Q J Med. 1993 Aug;86(8):513-34. doi: 10.1093/qjmed/86.8.513.
Six patients with immune-related potassium-losing interstitial nephritis (IRPLIN) are described, and compared with 34 patients with immune-related distal renal tubular acidosis (IRdRTA) and 24 with familial distal renal tubular acidosis (FdRTA). Close similarities were found between IRPLIN and IRdRTA. In our experience, both syndromes are confined to postpubertal women, and are characterized by systemic features of autoimmune disease and a chronic interstitial nephritis which is probably immune-mediated and responsible for the functional tubular defects of the two syndromes. In IRPLIN, a renal potassium-losing state is the main consequence (probably mediated at least in part by renin and aldosterone hypersecretion secondary to renal sodium-losing), and urinary acidification is normal or minimally disturbed; consequently there is no systemic acidosis, and the syndrome is not complicated by nephrocalcinosis or renal bone disease. In IRdRTA, the renal tubular lesion also usually causes potassium depletion, but the most prominent tubular fault is a defect in urinary acidification, which commonly causes metabolic acidosis and often leads to nephrocalcinosis and bone disease. Familial dRTA, in contrast, is equally prevalent in the two sexes and presents at an earlier age than IRPLIN and IRdRTA. Patients with FdRTA and IRdRTA have a similar urinary acidification defect and propensity to acidosis, nephrocalcinosis and bone disease. FdRTA is frequently complicated by renal potassium-losing, but hypokalaemia is less common and less profound than in IRdRTA and IRPLIN, suggesting that immune-related interstitial nephritis has a particular tendency to cause renal potassium-losing.

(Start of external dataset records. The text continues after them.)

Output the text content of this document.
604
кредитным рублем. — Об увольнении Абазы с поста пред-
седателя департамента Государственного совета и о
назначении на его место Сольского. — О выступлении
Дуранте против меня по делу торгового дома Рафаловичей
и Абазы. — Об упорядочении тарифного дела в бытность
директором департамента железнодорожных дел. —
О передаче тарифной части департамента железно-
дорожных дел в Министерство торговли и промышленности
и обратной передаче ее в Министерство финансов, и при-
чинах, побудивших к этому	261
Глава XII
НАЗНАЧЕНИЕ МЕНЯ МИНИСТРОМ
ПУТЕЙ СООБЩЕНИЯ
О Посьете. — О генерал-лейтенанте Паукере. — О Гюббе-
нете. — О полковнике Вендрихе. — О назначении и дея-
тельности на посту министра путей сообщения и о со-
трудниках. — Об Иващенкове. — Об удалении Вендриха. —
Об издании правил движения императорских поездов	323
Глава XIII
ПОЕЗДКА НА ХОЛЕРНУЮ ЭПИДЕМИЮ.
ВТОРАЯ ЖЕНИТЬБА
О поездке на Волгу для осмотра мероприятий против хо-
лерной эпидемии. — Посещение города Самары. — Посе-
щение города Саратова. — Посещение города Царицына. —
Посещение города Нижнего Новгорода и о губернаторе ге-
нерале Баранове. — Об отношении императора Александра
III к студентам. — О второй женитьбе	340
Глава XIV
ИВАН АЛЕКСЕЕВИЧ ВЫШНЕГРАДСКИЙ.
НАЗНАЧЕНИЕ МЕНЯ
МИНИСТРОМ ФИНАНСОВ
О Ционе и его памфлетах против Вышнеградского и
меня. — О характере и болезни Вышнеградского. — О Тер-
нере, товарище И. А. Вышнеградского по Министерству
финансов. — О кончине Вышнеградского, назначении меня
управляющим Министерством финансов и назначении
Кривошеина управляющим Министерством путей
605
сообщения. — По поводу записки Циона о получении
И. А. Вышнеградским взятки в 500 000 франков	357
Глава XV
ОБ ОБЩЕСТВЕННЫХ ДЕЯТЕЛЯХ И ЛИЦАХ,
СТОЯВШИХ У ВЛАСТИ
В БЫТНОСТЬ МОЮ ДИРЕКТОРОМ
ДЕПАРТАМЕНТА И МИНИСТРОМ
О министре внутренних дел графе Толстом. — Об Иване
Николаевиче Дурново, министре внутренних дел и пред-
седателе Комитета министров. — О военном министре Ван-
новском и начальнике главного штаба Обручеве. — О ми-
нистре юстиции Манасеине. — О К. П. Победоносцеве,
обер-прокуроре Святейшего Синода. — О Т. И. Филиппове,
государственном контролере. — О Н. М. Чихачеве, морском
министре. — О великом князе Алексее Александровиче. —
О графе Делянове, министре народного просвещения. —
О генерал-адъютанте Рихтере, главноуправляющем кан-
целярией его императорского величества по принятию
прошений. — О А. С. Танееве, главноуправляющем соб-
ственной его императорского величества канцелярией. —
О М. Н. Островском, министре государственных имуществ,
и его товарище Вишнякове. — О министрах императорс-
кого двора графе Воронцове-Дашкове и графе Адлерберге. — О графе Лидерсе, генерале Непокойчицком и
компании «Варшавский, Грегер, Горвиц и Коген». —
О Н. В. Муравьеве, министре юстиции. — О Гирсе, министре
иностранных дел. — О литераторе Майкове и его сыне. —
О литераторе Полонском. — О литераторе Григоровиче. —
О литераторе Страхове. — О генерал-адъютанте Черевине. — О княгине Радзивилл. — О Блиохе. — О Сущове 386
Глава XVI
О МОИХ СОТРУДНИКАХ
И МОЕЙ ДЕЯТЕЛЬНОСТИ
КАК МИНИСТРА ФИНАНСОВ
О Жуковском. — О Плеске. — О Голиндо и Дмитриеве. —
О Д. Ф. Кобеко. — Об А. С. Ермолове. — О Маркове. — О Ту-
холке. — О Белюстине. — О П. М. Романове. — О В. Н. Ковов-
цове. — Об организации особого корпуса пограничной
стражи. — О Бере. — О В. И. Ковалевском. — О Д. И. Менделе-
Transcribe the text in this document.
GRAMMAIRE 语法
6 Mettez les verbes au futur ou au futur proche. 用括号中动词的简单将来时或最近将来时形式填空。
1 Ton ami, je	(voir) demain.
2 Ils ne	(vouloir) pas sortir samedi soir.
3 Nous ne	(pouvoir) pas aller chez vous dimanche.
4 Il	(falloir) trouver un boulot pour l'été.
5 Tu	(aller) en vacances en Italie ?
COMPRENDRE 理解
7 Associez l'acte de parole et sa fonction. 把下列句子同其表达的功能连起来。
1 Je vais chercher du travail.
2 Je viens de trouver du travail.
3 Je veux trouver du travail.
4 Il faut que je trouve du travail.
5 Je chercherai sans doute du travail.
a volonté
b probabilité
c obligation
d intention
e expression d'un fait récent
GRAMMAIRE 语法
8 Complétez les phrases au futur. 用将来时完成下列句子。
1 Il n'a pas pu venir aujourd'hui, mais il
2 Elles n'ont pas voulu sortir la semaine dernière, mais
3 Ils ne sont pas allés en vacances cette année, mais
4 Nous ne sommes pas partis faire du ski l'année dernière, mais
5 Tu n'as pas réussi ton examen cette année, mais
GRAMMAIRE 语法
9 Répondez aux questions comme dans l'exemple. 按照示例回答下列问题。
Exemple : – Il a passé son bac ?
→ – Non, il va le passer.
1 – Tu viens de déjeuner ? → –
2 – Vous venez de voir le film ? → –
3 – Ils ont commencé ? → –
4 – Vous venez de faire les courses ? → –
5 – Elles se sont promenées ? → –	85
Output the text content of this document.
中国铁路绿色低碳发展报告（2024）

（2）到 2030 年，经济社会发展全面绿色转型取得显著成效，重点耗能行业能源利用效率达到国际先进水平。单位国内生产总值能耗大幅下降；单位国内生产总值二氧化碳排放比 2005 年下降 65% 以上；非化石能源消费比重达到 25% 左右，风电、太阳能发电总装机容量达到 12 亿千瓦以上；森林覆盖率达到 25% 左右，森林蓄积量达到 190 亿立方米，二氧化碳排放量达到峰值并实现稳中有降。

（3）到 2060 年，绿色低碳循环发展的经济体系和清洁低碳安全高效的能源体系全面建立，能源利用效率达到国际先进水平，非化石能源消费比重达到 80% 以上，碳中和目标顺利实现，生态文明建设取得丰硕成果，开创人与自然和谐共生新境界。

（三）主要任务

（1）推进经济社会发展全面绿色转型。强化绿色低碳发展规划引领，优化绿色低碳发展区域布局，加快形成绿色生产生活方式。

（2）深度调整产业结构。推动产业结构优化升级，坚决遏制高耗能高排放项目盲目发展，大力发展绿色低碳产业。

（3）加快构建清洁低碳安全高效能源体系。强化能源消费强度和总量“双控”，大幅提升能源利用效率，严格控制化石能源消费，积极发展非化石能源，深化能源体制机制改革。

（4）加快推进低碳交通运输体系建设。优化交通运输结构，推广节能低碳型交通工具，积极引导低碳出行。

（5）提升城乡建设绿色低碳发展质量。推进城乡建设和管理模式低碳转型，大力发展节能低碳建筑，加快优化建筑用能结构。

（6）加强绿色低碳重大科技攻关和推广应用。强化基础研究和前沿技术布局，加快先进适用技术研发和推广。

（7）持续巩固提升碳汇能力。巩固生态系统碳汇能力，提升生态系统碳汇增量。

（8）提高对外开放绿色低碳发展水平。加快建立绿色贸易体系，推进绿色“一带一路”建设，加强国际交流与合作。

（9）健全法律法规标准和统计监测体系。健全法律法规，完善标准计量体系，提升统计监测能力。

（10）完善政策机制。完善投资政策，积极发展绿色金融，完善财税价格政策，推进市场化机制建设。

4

本文描述了6例免疫相关性失钾性间质性肾炎(IRPLIN)患者,并与34例免疫相关性远端肾小管酸中毒(IRdRTA)患者和24例家族性远端肾小管酸中毒(FdRTA)患者进行了比较。发现IRPLIN和IRdRTA之间有密切相似之处。根据我们的经验,这两种综合征均局限于青春期后女性,其特征为自身免疫性疾病的全身表现以及慢性间质性肾炎,后者可能由免疫介导,是这两种综合征肾小管功能缺陷的原因。在IRPLIN中,肾脏失钾状态是主要后果(可能至少部分由肾失钠继发的肾素和醛固酮分泌过多介导),尿液酸化正常或仅轻度受扰;因此不存在全身酸中毒,该综合征也不会并发肾钙质沉着症或肾性骨病。在IRdRTA中,肾小管病变通常也会导致钾缺乏,但最突出的肾小管缺陷是尿液酸化障碍,这通常会导致代谢性酸中毒,并常导致肾钙质沉着症和骨病。相比之下,家族性dRTA在两性中同样常见,发病年龄比IRPLIN和IRdRTA更早。FdRTA和IRdRTA患者有相似的尿液酸化缺陷以及发生酸中毒、肾钙质沉着症和骨病的倾向。FdRTA常并发肾脏失钾,但低钾血症比IRdRTA和IRPLIN少见且程度较轻,这表明免疫相关性间质性肾炎有特别的导致肾脏失钾的倾向。